Dans les dernières années, deux maisons d’édition franco-ontariennes ont mis un terme à leur production. Les Éditions du Nordir ont officiellement fermé leurs portes en 2012, suite au décès de leur fondateur, Robert Yergeau. Toutefois, dès 2003, la maison d’édition, fondée à Hearst quinze ans plus tôt, avait déjà abandonné son catalogue annuel et ne publiait qu’occasionnellement. Les Éditions du Vermillon, officiellement toujours ouvertes, n’ont pas publié depuis 2015 et ne reçoivent plus de financement.

«On en a perdu des maisons d’édition. Les fermetures de Liaison et de la Librairie du Centre nous rappellent qu’il y a des enjeux suffisamment importants pour qu’on invite le CAO à être notre partenaire dans cette aventure et à trouver des solutions avec nous.»

 

Le financement gelé pendant neuf ans

Pendant presque 10 ans, le CAO a gelé le financement des maisons d’édition franco-ontariennes. L’année 2017 a finalement mis fin à cette tendance.

«Cette année, pour la première fois depuis longtemps, j’ai l’impression que Prise de parole peut respirer un peu», affirme Mme Truax.

Globalement, le financement et la production de livres franco-ontariens sont à la baisse.
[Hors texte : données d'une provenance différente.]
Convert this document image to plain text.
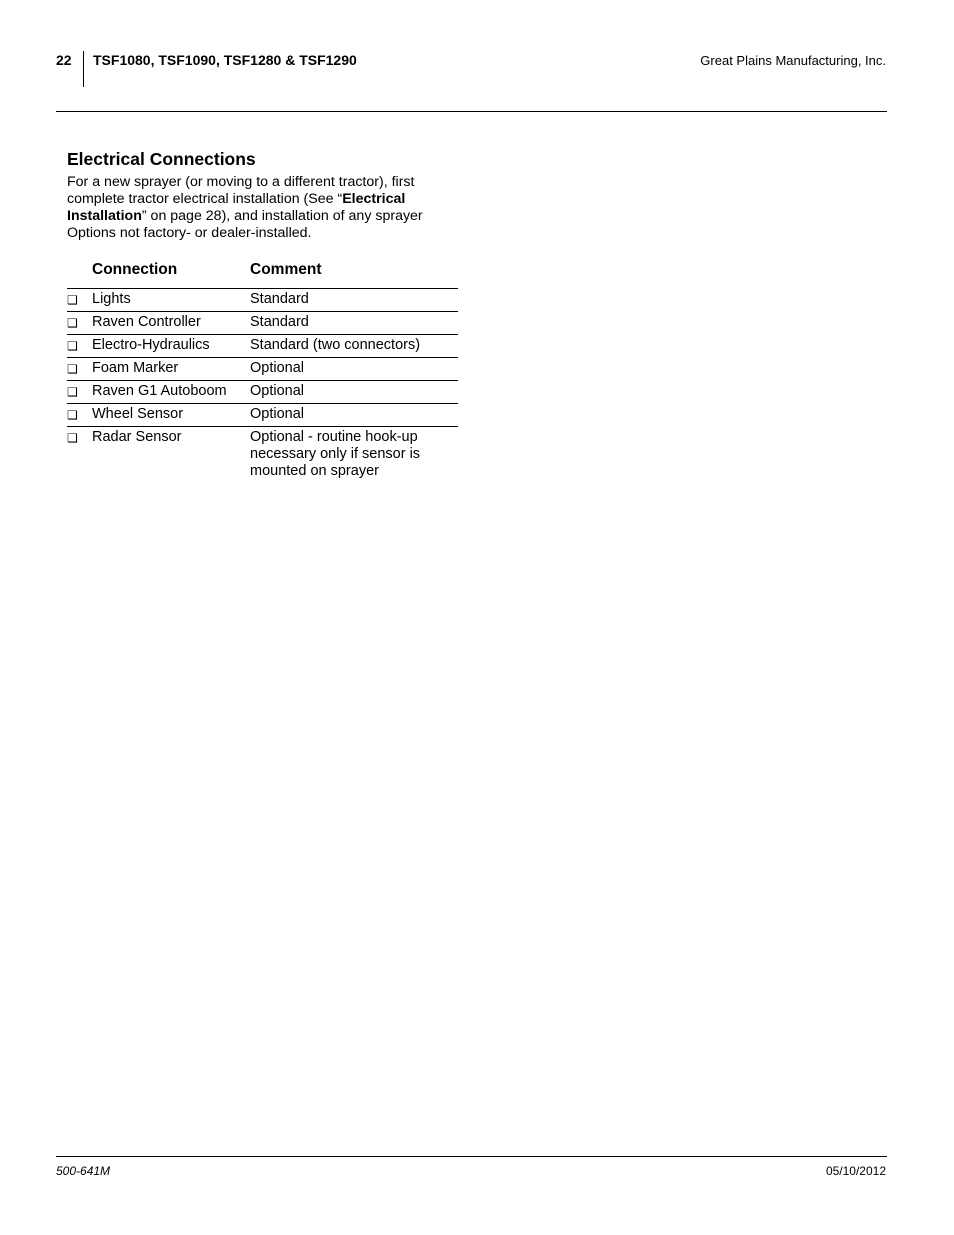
22 TSF1080, TSF1090, TSF1280 & TSF1290	Great Plains Manufacturing, Inc.
Electrical Connections

For a new sprayer (or moving to a different tractor), first complete tractor electrical installation (See “Electrical Installation” on page 28), and installation of any sprayer Options not factory- or dealer-installed.

Connection	Comment
❑ Lights	Standard
❑ Raven Controller	Standard
❑ Electro-Hydraulics	Standard (two connectors)
❑ Foam Marker	Optional
❑ Raven G1 Autoboom	Optional
❑ Wheel Sensor	Optional
❑ Radar Sensor	Optional - routine hook-up necessary only if sensor is mounted on sprayer
500-641M	05/10/2012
Dans leurs années les plus productives, les éditions du Vermillon publiaient une vingtaine de livres. Le Nordir en publiait une douzaine. Depuis la fermeture officielle ou officieuse de ces deux acteurs importants, les trois grandes maisons d’édition qui demeurent n’ont pu combler la différence.

«Lorsque des maisons d’édition ont cessé d’être financées», continue Mme Truax, «l’argent qu’elles recevaient n’a pas été réinvesti dans l’édition. L’enveloppe a plutôt été investie dans d’autres médiums artistiques.»

Frédéric Brisson, directeur général du Regroupement des éditeurs franco-canadiens (RECF), se veut toutefois optimiste.

«Dans les dernières années, les trois maisons d’édition majeures se sont consolidées pour combler, du moins en partie, l’espace qu’occupait Le Nordir et Le Vermillon et accueillir leurs auteurs. Il y a eu un gel du financement pendant de longues années, mais le CAO prévoit une hausse de financement graduelle au cours des prochaines années. C’est une nouvelle que nous avons reçue avec beaucoup de soulagement.»

 

Où est la relève?

À la tête de Prise de parole depuis maintenant 30 ans, denise truax songe à réduire sa charge de travail. Toutefois, elle éprouve certaines difficultés à assurer la relève.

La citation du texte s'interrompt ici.